Seulement, les molécules d'ARN messager sont fragiles, c'est pourquoi Pfizer/BioNTech et Moderna utilisent des enveloppes lipidiques pour les protéger. Ces lipides, molécules composées d'acides gras, "permettent d'encapsuler l'ARN messager", et contribuent à "l'efficacité en termes de traduction sous forme de la protéine Spike", expliqué Patrick Couvreur, professeur émérite à l'Institut Galien Paris-Saclay et spécialiste des nanotechnologies médicales.

Ces lipides sont bien des nanoparticules, mais cela ne veut pas dire qu'ils sont dangereux pour autant, comme cela a pu être avancé de nombreuses fois sur les réseaux sociaux. "Les nanoparticules sont, par définition, des particules dont la taille est de l'ordre du nanomètre, soit 0.000000001 m", rappelle Claire Marrache, physicienne des matériaux et maître de conférences à l'Université Paris Saclay, interrogée par l'AFP le 28 juin.

Mais alors, les nanoparticules lipidiques injectées peuvent-elles avoir un effet magnétique, comme l'affirme Jane Ruby? Cette allégation "n'a aucun sens car il n'y a pas de susceptibilité magnétique des lipides" contenus dans les vaccins de Pfizer et Moderna, a estimé auprès de l'AFP le biopharmacien Patrick Couvreur le 30 juin.

Les fiches d'information fournies par les autorités sanitaires américaines ne font également mention d'aucun autre ingrédient à base de métal dans les vaccins de Pfizer et Moderna. L'Agence américaine de contrôle des maladies (CDC), qui a réfuté cette rumeur virale, explique même en détail que les vaccins contre le Covid autorisés aux Etats-Unis, dont font partis ceux de Pfizer et Moderna, " ne contiennent pas de métaux tels que le fer, le nickel, le cobalt, le lithium et les métaux de terres rares, ainsi que de produit manufacturé tels que la microélectronique, les électrodes, les nanotubes de carbone et les nanofils semi-conducteurs".
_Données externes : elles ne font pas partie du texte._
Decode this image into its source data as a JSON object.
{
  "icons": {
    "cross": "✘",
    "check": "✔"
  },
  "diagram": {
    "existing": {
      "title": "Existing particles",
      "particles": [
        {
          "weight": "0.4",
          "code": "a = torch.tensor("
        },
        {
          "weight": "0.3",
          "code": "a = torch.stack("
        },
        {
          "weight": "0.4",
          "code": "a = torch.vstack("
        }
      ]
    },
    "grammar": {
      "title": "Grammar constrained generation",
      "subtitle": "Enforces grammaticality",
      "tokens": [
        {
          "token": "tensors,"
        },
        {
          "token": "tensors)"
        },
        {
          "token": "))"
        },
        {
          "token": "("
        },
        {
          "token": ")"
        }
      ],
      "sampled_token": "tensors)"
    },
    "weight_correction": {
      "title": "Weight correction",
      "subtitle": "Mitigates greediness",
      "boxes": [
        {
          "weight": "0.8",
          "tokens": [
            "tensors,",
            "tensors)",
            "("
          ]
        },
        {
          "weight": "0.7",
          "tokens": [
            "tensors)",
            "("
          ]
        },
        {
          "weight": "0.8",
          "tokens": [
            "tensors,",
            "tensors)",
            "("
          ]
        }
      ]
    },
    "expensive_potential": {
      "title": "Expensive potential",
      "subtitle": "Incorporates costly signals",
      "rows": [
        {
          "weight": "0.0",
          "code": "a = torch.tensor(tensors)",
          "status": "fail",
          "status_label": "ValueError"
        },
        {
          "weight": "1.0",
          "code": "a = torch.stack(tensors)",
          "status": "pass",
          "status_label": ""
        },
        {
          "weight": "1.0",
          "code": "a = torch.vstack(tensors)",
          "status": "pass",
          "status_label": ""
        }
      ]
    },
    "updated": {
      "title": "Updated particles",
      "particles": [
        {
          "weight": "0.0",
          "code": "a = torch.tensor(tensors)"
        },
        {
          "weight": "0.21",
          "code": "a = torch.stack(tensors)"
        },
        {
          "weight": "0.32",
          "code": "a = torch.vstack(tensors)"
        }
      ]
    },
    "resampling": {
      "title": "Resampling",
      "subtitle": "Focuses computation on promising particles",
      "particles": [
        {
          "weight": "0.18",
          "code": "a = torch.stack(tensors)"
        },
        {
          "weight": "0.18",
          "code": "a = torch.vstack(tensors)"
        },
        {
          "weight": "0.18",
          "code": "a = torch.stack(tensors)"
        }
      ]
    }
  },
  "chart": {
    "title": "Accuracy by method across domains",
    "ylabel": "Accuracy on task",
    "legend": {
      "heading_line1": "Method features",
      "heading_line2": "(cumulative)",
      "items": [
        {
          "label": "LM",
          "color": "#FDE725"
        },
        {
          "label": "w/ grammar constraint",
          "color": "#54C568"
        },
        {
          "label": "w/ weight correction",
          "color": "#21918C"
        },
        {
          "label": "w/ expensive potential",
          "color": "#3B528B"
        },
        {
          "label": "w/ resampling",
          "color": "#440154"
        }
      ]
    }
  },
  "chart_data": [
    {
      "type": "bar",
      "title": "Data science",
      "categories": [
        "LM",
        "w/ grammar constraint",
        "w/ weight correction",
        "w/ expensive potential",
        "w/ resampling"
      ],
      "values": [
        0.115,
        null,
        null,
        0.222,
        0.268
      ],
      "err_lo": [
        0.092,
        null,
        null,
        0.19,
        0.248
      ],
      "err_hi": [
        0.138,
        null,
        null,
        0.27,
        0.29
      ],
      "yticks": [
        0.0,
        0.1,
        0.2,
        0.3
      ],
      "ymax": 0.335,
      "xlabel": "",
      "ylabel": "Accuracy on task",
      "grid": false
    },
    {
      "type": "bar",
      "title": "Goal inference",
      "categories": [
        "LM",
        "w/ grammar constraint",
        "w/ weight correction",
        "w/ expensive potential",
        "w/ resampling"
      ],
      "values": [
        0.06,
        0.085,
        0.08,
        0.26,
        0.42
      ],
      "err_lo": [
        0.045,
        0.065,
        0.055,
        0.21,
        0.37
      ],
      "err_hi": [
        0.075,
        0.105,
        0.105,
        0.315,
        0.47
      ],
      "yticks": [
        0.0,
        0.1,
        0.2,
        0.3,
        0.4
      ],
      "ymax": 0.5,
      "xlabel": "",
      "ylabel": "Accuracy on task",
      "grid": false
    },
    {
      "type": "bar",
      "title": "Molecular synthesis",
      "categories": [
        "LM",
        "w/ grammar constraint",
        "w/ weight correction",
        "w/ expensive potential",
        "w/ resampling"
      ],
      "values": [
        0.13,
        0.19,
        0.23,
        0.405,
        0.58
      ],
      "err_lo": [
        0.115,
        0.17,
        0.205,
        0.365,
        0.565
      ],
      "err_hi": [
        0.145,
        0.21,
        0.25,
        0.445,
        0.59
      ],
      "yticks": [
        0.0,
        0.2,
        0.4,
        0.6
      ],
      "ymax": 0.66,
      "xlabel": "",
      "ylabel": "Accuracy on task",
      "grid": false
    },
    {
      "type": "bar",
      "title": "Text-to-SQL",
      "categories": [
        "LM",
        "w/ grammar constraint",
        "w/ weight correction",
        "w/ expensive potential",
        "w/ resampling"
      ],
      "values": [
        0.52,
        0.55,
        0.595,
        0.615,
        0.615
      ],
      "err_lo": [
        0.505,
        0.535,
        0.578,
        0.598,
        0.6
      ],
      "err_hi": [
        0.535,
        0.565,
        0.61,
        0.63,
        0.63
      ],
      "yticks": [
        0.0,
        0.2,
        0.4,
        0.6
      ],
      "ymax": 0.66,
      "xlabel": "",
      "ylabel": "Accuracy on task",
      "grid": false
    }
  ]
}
Le Dr Thomas Hope, professeur de biologie cellulaire et à l'école de médecine Feinberg de l'université Northwestern, lui-aussi confirmé qu'un tel phénomène ne pouvait pas être observé à la suite d'une vaccination anti-Covid: "C'est impossible. Il n'y a rien (dans les vaccins, ndlr) avec lequel un aimant puisse interagir, ce sont des protéines et des lipides, des sels, de l'eau et des produits chimiques qui maintiennent le pH".